Bezier surfaces with separable 1D de Casteljau subdivision

Bezier surfaces use the Casteljau algorithm first to give four control points on a single Bezier curve and then use the algorithm again to evaluate a point on the “moving” curve of the four control points. My first step in implementing Bezier surfaces was to evaluate a single step of the de Casteljau algorithm for 3d points. Next, I implemented the function that recursively called the first function to get the control point. Lastly, I implemented the function that first performs de Casteljau using the parameter u to get the control points. I then called the first function on these control points using the parameter v.

Average normals for half-edge meshes

I was able to implement area-weighted vertex normals by having a while loop that iterates through neighboring faces. I started with a vector consisting of 0’s. For each iteration, I would add the normal of the current triangle. The while loop would keep running until it returned to the original edge. At the end, I called unit() on the vector with the sum of the normals to get the output.

Half-edge flip

For this implementation, I had a lot of trouble at first because I had difficulty visualizing the flip.
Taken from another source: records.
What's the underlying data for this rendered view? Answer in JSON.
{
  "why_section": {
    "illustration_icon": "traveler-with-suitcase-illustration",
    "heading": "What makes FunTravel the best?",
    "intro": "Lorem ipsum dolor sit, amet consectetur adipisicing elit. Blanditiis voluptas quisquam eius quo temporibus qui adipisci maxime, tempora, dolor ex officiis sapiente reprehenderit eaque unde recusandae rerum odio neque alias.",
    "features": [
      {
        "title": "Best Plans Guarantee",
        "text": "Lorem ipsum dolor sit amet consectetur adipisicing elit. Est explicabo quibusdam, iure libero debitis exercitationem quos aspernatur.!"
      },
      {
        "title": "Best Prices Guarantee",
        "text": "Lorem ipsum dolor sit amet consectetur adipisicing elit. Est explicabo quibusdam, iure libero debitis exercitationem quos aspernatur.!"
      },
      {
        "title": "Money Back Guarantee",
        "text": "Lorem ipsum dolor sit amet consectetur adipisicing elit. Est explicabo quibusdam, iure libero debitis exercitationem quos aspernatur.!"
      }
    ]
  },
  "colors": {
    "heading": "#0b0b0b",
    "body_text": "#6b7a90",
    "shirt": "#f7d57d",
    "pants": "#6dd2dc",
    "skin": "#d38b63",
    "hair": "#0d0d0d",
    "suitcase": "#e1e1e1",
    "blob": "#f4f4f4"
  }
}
As a result, I was stuck with a lot of pointers that weren’t accounted for. I used a helpful diagram that had the before and after of the flip with all the half edges, vertexes, and edges labeled to aid me in this. Afterwards, the implementation was pretty easy. It was just a matter of setting the half edges for the vertices, edges, and faces and then setting the neighbors for each of the inner half edges.

Half-edge split

Edge splitting was a lot more difficult in comparison to edge flipping because there were new edges, half edges, faces, and vertices that needed to be created. I used newVertex, newEdge, newFace, and newHalfedge to create the new elements. After that, I set the neighbors for the half edges and the half edges for all the elements. I calculated the middle vertex by adding up the positions of the vertices on the edges and then dividing by 2.